Marcos de Brito é investigado por participar de esquema de desvio de dinheiro de aposentados. Ele usa tornozeleira eletrônica desde dezembro.
O diretor de Finanças do Departamento Nacional de Infraestrutura de Transportes (Dnit), Marcos de Brito Campos Júnior, pediu demissão do cargo ao Ministério dos Transportes nesta sexta-feira (9/1).
Marcos é acusado de integrar um esquema de desvio de recursos de aposentados do INSS e, há 22 dias, cumpre suas atividades usando tornozeleira eletrônica. Ele teria sido um dos servidores responsáveis por auxiliar Antonio Carlos Camilo Antunes, o “Careca do INSS”, durante sua gestão como superintendente do INSS no Nordeste.
A exoneração foi confirmado por servidores do Ministério dos Transportes. Segundo apurado pela Coluna, Marcos tem afirmado que pretende deixar a diretoria do Dnit para se dedicar integralmente à sua defesa. Com a exoneração, ele deverá abrir mão do salário de R$ 23 mil.
Segundo a Polícia Federal, o diretor financeiro do Dnit estaria entre “os agentes centrais da engrenagem criminosa”, atuando para viabilizar o fluxo de descontos associativos fraudulentos diretamente na folha de pagamento de aposentados.
De acordo com a Polícia Federal, “o recebimento de valores por parte de Marcos Brito, sob determinação de Antonio Camilo, o insere entre os agentes centrais da engrenagem criminosa, sendo indispensável à obtenção, circulação e aproveitamento dos proveitos ilícitos”.

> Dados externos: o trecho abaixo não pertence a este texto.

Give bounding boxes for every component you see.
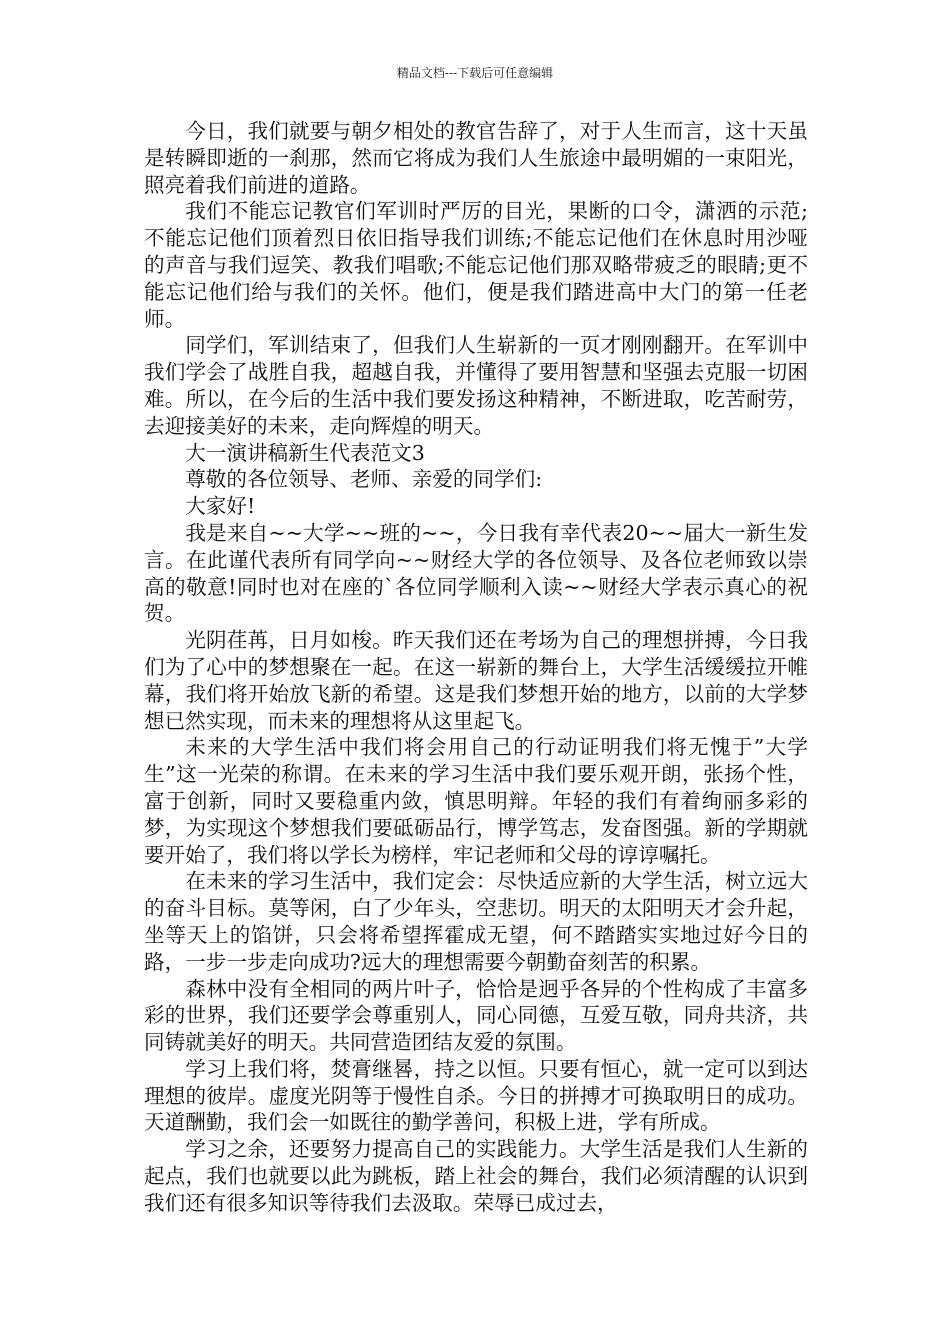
paragraph: 学习上我们将，焚膏继晷，持之以恒。只要有恒心，就一定可以到达理想的彼岸。虚度光阴等于慢性自杀。今日的拼搏才可换取明日的成功。天道酬勤，我们会一如既往的勤学善问，积极上进，学有所成。 [144, 1056, 808, 1135]
greeting: 大家好! [185, 494, 256, 519]
paragraph: 我是来自~~大学~~班的~~，今日我有幸代表20~~届大一新生发言。在此谨代表所有同学向~~财经大学的各位领导、及各位老师致以崇高的敬意!同时也对在座的`各位同学顺利入读~~财经大学表示真心的祝贺。 [144, 520, 808, 626]
section-title: 大一演讲稿新生代表范文3 [185, 440, 425, 465]
document-body [144, 118, 808, 1217]
paragraph: 同学们，军训结束了，但我们人生崭新的一页才刚刚翻开。在军训中我们学会了战胜自我，超越自我，并懂得了要用智慧和坚强去克服一切困难。所以，在今后的生活中我们要发扬这种精神，不断进取，吃苦耐劳，去迎接美好的未来，走向辉煌的明天。 [144, 333, 808, 438]
paragraph: 在未来的学习生活中，我们定会：尽快适应新的大学生活，树立远大的奋斗目标。莫等闲，白了少年头，空悲切。明天的太阳明天才会升起，坐等天上的馅饼，只会将希望挥霍成无望，何不踏踏实实地过好今日的路，一步一步走向成功?远大的理想需要今朝勤奋刻苦的积累。 [144, 869, 808, 974]
paragraph: 森林中没有全相同的两片叶子，恰恰是迥乎各异的个性构成了丰富多彩的世界，我们还要学会尊重别人，同心同德，互爱互敬，同舟共济，共同铸就美好的明天。共同营造团结友爱的氛围。 [144, 976, 808, 1055]
page-header: 精品文档---下载后可任意编辑 [396, 66, 554, 80]
salutation: 尊敬的各位领导、老师、亲爱的同学们: [185, 467, 543, 492]
paragraph: 我们不能忘记教官们军训时严厉的目光，果断的口令，潇洒的示范;不能忘记他们顶着烈日依旧指导我们训练;不能忘记他们在休息时用沙哑的声音与我们逗笑、教我们唱歌;不能忘记他们那双略带疲乏的眼睛;更不能忘记他们给与我们的关怀。他们，便是我们踏进高中大门的第一任老师。 [144, 199, 808, 331]
paragraph: 学习之余，还要努力提高自己的实践能力。大学生活是我们人生新的起点，我们也就要以此为跳板，踏上社会的舞台，我们必须清醒的认识到我们还有很多知识等待我们去汲取。荣辱已成过去， [144, 1137, 808, 1215]
paragraph: 未来的大学生活中我们将会用自己的行动证明我们将无愧于”大学生”这一光荣的称谓。在未来的学习生活中我们要乐观开朗，张扬个性，富于创新，同时又要稳重内敛，慎思明辩。年轻的我们有着绚丽多彩的梦，为实现这个梦想我们要砥砺品行，博学笃志，发奋图强。新的学期就要开始了，我们将以学长为榜样，牢记老师和父母的谆谆嘱托。 [144, 735, 808, 867]
paragraph: 今日，我们就要与朝夕相处的教官告辞了，对于人生而言，这十天虽是转瞬即逝的一刹那，然而它将成为我们人生旅途中最明媚的一束阳光，照亮着我们前进的道路。 [144, 119, 808, 197]
paragraph: 光阴荏苒，日月如梭。昨天我们还在考场为自己的理想拼搏，今日我们为了心中的梦想聚在一起。在这一崭新的舞台上，大学生活缓缓拉开帷幕，我们将开始放飞新的希望。这是我们梦想开始的地方，以前的大学梦想已然实现，而未来的理想将从这里起飞。 [144, 628, 808, 733]
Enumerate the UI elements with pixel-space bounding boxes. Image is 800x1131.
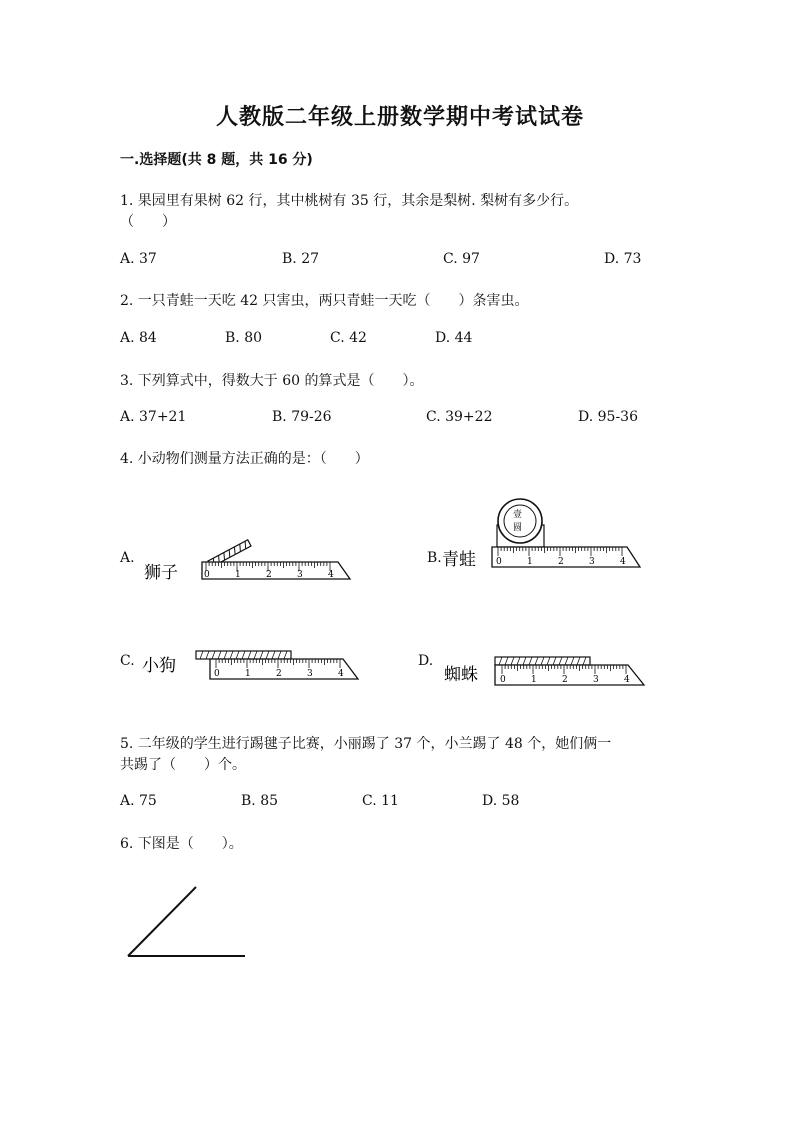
question-1-option-c[interactable]: C. 97 <box>443 251 480 267</box>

A PF chegou a pedir a prisão preventiva do servidor, mas a solicitação foi negada pelo ministro do Supremo Tribunal Federal, André Mendonça.
A coluna buscou contato com Marcos por meio de seu gabinete, mas foi informada de que o servidor está de férias e retornará a Brasília no dia 20 de janeiro. O Dnit também foi procurado pelo menos três vezes. A coluna aguarda manifestação.
O que é o Dnit
O Departamento Nacional de Infraestrutura de Transportes é a autarquia responsável por implementar a política de infraestrutura de transportes terrestres e aquaviários do país, e tem orçamento de R$ 11 bilhões para este ano.
O órgão atua como gestor e executor, sob a jurisdição do Ministério dos Transportes, das vias navegáveis, ferrovias e rodovias federais, além de instalações de transbordo e portos fluviais e lacustres.
Historicamente, o Dnit é controlado pelo Centrão e já foi alvo de inúmeras investigações envolvendo esquemas de corrupção.